Dieser Tage hatte ich ein Gespräch mit meiner Mutter. Sie hatte eine Beschwerde, war unzufrieden und sagte scharf, „ich dachte, das hätten wir geklärt“. Es hat mich einen Haufen Kraft gekostet, im Geiste an den Schrank zu gehen, die Giraffenohren rauszuholen und sie fest auf meine charmante Kurzhaarfrisur zu drücken. Bei manchen Menschen ist es mir so schwer, empathisch zuzuhören. Bei anderen kann ich Beschimpfungen aushalten und es belastet mich nicht. Bei manchen Menschen bringt mich schon der Tonfall in Not und bei anderem werde ich innerlich immer ruhiger und mitfühlender. Ich bin bereit, die Arbeit mit den Beschwerdebriefen als spirituelle Übung zu betrachten. Ich lerne immer besser zu hören: was brauchst Du und was brauche ich… Irgendwann wird der Tag kommen, an dem ich mich nicht mehr verteidigen muss. Ich bin ganz sicher.

So long!

Ysabelle

2 Reaktionen zu “Beschwerden”

  1. Gabriel

    Hier eine alternative Sichtweise auf die Aussage „Kein Chef der Welt kann das für effizient halten“: So wie es für mich aussieht, sind Deine Antworten wirklich … nachhaltig.
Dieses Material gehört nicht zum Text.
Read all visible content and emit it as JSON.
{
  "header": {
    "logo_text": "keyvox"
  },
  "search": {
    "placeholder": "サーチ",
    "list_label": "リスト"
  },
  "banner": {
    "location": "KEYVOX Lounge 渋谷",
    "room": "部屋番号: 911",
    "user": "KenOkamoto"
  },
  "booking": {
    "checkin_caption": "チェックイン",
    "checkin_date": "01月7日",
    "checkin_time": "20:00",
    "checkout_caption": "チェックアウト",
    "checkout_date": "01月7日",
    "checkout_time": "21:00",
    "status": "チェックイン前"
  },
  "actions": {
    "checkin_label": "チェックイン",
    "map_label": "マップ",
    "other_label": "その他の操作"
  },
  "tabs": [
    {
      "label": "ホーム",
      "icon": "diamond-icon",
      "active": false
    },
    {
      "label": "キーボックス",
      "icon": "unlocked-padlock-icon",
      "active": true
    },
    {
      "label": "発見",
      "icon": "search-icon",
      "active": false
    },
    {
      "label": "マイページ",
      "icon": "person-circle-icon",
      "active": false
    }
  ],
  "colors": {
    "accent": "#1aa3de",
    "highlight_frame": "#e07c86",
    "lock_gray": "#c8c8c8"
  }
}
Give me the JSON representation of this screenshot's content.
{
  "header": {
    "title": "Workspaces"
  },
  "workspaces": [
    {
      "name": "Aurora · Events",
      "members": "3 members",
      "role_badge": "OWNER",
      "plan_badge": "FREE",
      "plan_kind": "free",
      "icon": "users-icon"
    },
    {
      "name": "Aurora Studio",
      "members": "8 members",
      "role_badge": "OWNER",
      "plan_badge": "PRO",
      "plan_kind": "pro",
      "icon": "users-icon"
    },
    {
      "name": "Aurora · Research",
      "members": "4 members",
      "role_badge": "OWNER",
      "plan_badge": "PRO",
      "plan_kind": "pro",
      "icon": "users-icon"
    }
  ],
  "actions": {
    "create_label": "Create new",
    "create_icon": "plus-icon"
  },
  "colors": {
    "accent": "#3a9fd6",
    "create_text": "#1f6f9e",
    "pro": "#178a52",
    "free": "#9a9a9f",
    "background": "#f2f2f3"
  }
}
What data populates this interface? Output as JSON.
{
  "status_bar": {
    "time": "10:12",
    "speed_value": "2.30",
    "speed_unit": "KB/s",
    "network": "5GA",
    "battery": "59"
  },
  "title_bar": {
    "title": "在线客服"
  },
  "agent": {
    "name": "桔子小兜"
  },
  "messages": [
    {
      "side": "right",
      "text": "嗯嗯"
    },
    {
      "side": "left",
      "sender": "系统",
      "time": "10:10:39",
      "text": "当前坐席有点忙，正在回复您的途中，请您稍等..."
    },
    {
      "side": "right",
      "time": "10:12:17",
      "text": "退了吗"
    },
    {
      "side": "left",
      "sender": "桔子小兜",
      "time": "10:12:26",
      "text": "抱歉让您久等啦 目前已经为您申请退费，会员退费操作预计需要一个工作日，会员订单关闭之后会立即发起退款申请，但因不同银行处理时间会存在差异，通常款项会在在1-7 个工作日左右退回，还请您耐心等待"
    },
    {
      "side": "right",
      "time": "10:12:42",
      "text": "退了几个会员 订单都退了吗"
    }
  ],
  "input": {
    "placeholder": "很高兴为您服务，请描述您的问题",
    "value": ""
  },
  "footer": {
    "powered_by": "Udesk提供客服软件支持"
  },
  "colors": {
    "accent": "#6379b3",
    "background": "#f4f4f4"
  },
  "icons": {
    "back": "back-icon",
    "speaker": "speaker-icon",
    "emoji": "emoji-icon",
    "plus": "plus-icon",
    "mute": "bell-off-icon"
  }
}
Wenn ich an Beschwerdebriefe denke, sehe ich vor meinem inneren Auge Menschen, die vielleicht ganz verzweifelt versuchen, gesehen und gehört zu werden. Dieses Bedürfnis erfüllst Du ihnen. Vor meinem innere Auge sehe ich auch die potenziellen Folgen des dauerhaften nicht-gesehen-werdens: Entrüstete Artikel in der Presse, Jahrelang mit viel Elan ausgefochtene teure Gerichtsprozesse, am Ende vielleicht sogar ein Amoklauf. All das kommt zwar nicht häufig vor, aber wenn, dann kostet es viel Geld. Ohne genaue Zahlen, Fakten und Wahrscheinlichkeiten kann ich natürlich nicht berechnen, ob sich deine E-Mail aus betriebswirtschaftlicher Sicht „lohnt“. Aber für diese Herangehensweise finde ich im Moment nur die Verurteilungen „zynisch“ und „menschenverachtend“ und es macht mich ganz traurig, wenn ich mir vorstelle, dass es Menschen gibt, die so denken und handeln. Jeder Chef, der die Firma als Teil eines größeren Ganzen, als eine Zelle eines „gesellschaftlichen Organismus“ sieht, der würde dich für Deine gute Arbeit beglückwünschen. Und ich bin mir sehr sicher, dass es da draußen auch solche Chefs gibt …

  2. Ysabelle Wolfe

    Moin, Gabriel,
    ich wusste in dem Moment, in dem die Buchstaben aus der Tastatur perlten, dass etwas mit dem Satz nicht stimmte. Byron Katie meldete sich mit „ist das wirklich wahr?“, und ich wusste, dass das nicht wahr ist. Von Katie profitiere ich wirklich ungeheuerlich. Ich habe übrigens am nächsten Tag direkt meinen Boss auf diese spezielle Mail, bei der ich ihn BCC gesetzt hatte, angesprochen. Seine Reaktion war sinngemäß, der Kunde hat ein Rad ab, aber das können wir ihm ja schlecht zurückschreiben. So gesehen ist das eine gute Lösung…

    Hm. Btter than a poke in the eye with a burned stick.

    So long!
    Y.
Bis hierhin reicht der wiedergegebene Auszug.